Lo giuro sulla cipolla di Acquaviva e dinanzi al percoco di Turi, figli di primo letto del creatore e, quindi, parenti stretti del mio sangue. Alcuni millenni orsono io tenevo un’anima peuceta – peuceta doc – che campava in mezzo a un campo di vocaboli seminati apposta da antenati casaruli. Un piede a bagnomaria nella salsarossa della terra e un piede a bagnomarea nel bacile mediterraneo. Le mani, fedeli a se stesse, erano libere di toccare l’orizzonte per avvicinarlo all’aldiqua, un millimetro d’azzurro al giorno, finché non riuscivano a sfrusciare con l’indice il corpo ancora bagnato dell’alba, durante una luce che mi allucertolava.

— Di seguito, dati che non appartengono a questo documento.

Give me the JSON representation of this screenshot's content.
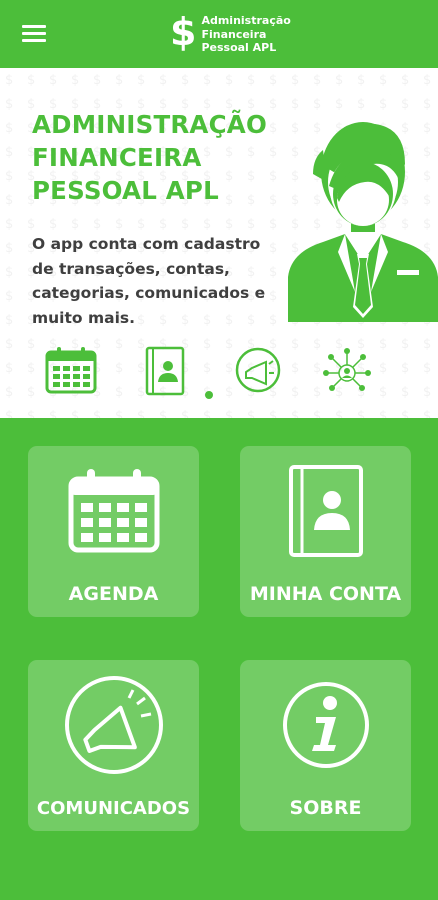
{
  "app": {
    "logo_symbol": "$",
    "logo_lines": [
      "Administração",
      "Financeira",
      "Pessoal APL"
    ],
    "menu_icon": "hamburger-menu-icon"
  },
  "hero": {
    "title_lines": [
      "ADMINISTRAÇÃO",
      "FINANCEIRA",
      "PESSOAL APL"
    ],
    "description": "O app conta com cadastro de transações, contas, categorias, comunicados e muito mais.",
    "icons": [
      "calendar-icon",
      "contact-book-icon",
      "megaphone-icon",
      "network-icon"
    ],
    "illustration": "businessman-icon",
    "pager_active": 1
  },
  "menu": {
    "agenda": {
      "label": "AGENDA",
      "icon": "calendar-icon"
    },
    "conta": {
      "label": "MINHA CONTA",
      "icon": "contact-book-icon"
    },
    "comunicados": {
      "label": "COMUNICADOS",
      "icon": "megaphone-icon"
    },
    "sobre": {
      "label": "SOBRE",
      "icon": "info-icon"
    }
  },
  "colors": {
    "brand_green": "#4cbe3a",
    "text_dark": "#3f3f3f",
    "white": "#ffffff"
  }
}
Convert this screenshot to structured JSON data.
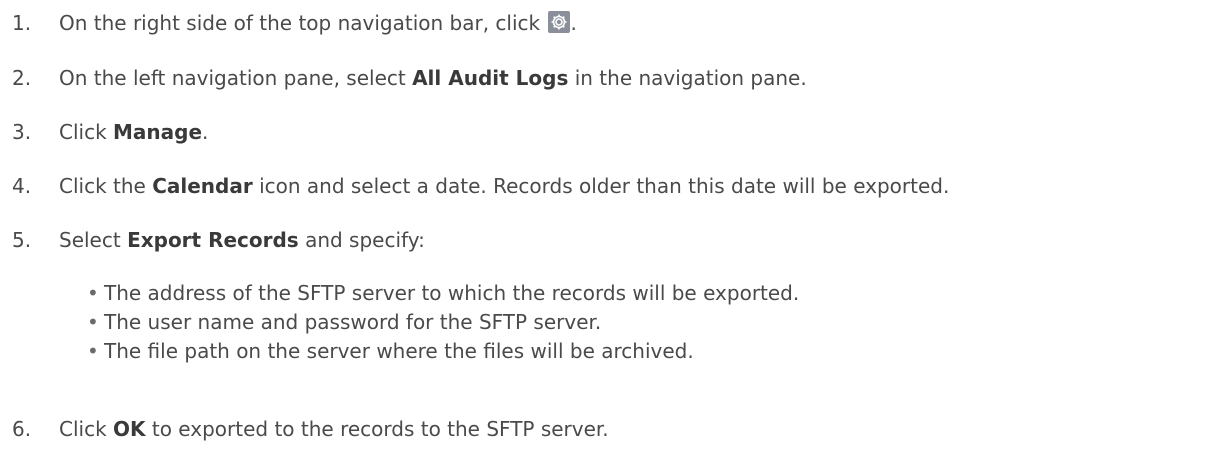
{
  "steps": [
    {
      "number": "1.",
      "before": "On the right side of the top navigation bar, click ",
      "icon": "gear-icon",
      "after": "."
    },
    {
      "number": "2.",
      "before": "On the left navigation pane, select ",
      "bold": "All Audit Logs",
      "after": " in the navigation pane."
    },
    {
      "number": "3.",
      "before": "Click ",
      "bold": "Manage",
      "after": "."
    },
    {
      "number": "4.",
      "before": "Click the ",
      "bold": "Calendar",
      "after": " icon and select a date. Records older than this date will be exported."
    },
    {
      "number": "5.",
      "before": "Select ",
      "bold": "Export Records",
      "after": " and specify:"
    },
    {
      "number": "6.",
      "before": "Click ",
      "bold": "OK",
      "after": " to exported to the records to the SFTP server."
    }
  ],
  "sub_items": [
    "The address of the SFTP server to which the records will be exported.",
    "The user name and password for the SFTP server.",
    "The file path on the server where the files will be archived."
  ],
  "bullet_glyph": "•",
  "colors": {
    "text": "#4a4a4a",
    "icon_bg": "#8a8f99"
  }
}
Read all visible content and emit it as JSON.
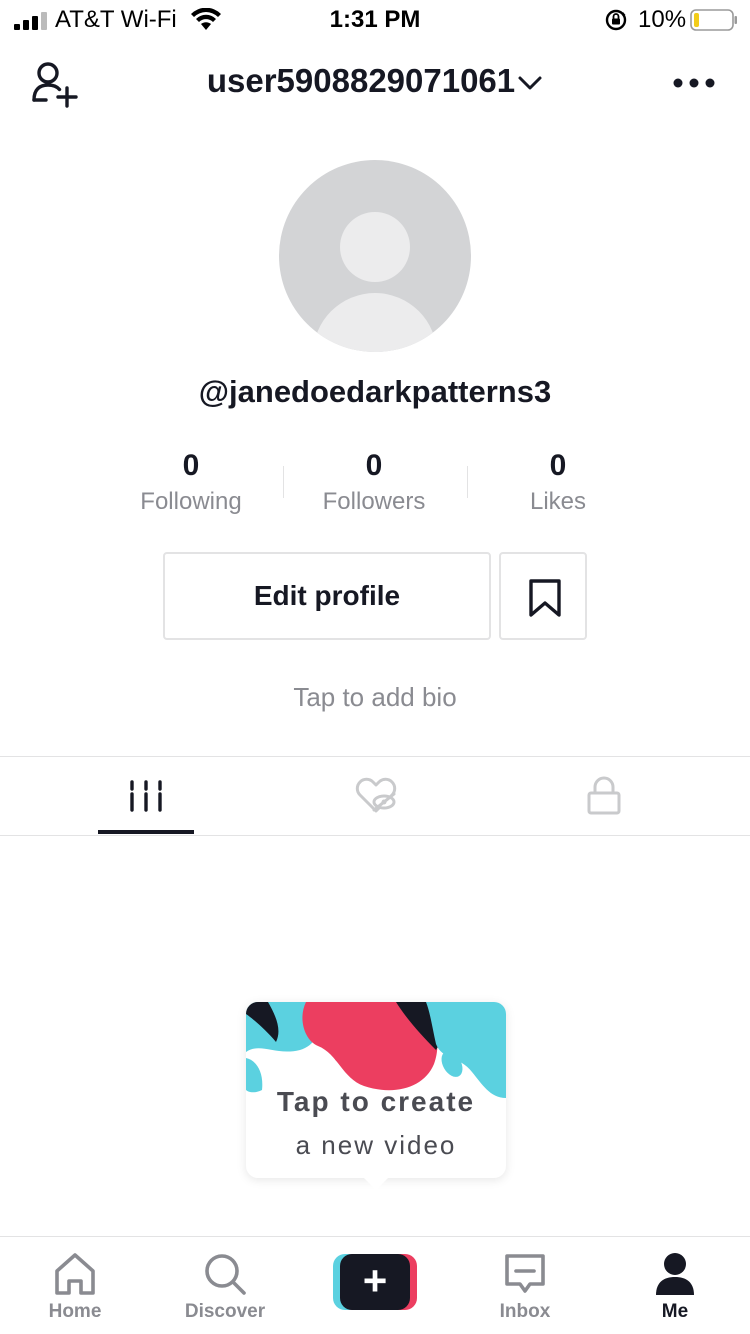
{
  "status_bar": {
    "carrier": "AT&T Wi-Fi",
    "time": "1:31 PM",
    "battery": "10%",
    "icons": [
      "signal-icon",
      "wifi-icon",
      "orientation-lock-icon",
      "battery-icon"
    ]
  },
  "header": {
    "username": "user5908829071061",
    "icons": [
      "add-user-icon",
      "chevron-down-icon",
      "more-icon"
    ]
  },
  "profile": {
    "handle": "@janedoedarkpatterns3",
    "bio_placeholder": "Tap to add bio"
  },
  "stats": [
    {
      "value": "0",
      "label": "Following"
    },
    {
      "value": "0",
      "label": "Followers"
    },
    {
      "value": "0",
      "label": "Likes"
    }
  ],
  "actions": {
    "edit_profile": "Edit profile"
  },
  "tabs": [
    {
      "icon": "grid-icon",
      "active": true
    },
    {
      "icon": "liked-hidden-icon",
      "active": false
    },
    {
      "icon": "lock-icon",
      "active": false
    }
  ],
  "create_prompt": {
    "title": "Tap to create",
    "subtitle": "a new video"
  },
  "bottom_nav": [
    {
      "label": "Home",
      "icon": "home-icon",
      "active": false
    },
    {
      "label": "Discover",
      "icon": "search-icon",
      "active": false
    },
    {
      "label": "",
      "icon": "plus-icon",
      "active": false
    },
    {
      "label": "Inbox",
      "icon": "inbox-icon",
      "active": false
    },
    {
      "label": "Me",
      "icon": "profile-icon",
      "active": true
    }
  ],
  "colors": {
    "text": "#161823",
    "muted": "#8a8b91",
    "border": "#e3e3e4",
    "accent_red": "#ec3e60",
    "accent_cyan": "#5bd1e0"
  }
}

Abitavo la provincia del basilico in calore, dentrodentro una lingua corposa e pietrosa e generosa, specialmente alla controra, quando si metteva a fare una iosa di cantilene memorie dolori.
Al posto degli occhi due olive pasole; al posto del cuore un fringuel-lino, che girava attorno attorno all’amore per farne pazientemente un nido di suoni nostrani.
Siccome ogni notte facevo sempre lo stesso sogno colorverde, finii per accasarmi con una bella zucchina, reginella signorina, devota alla santissima ostia del sole per le tante grazie ricevute. E così nacquero storie e storielle, geologie e geografie, poesie e paesie.
Fui sepolto a metà strada tra una vecchia luna e un giovane maestrale di paesaggio: al mio funerale vennero formiche e cicale di ogni razza, in pace tra loro: dalle mie ceneri mischiate alla calceviva spuntò una tribù di campanili a vela.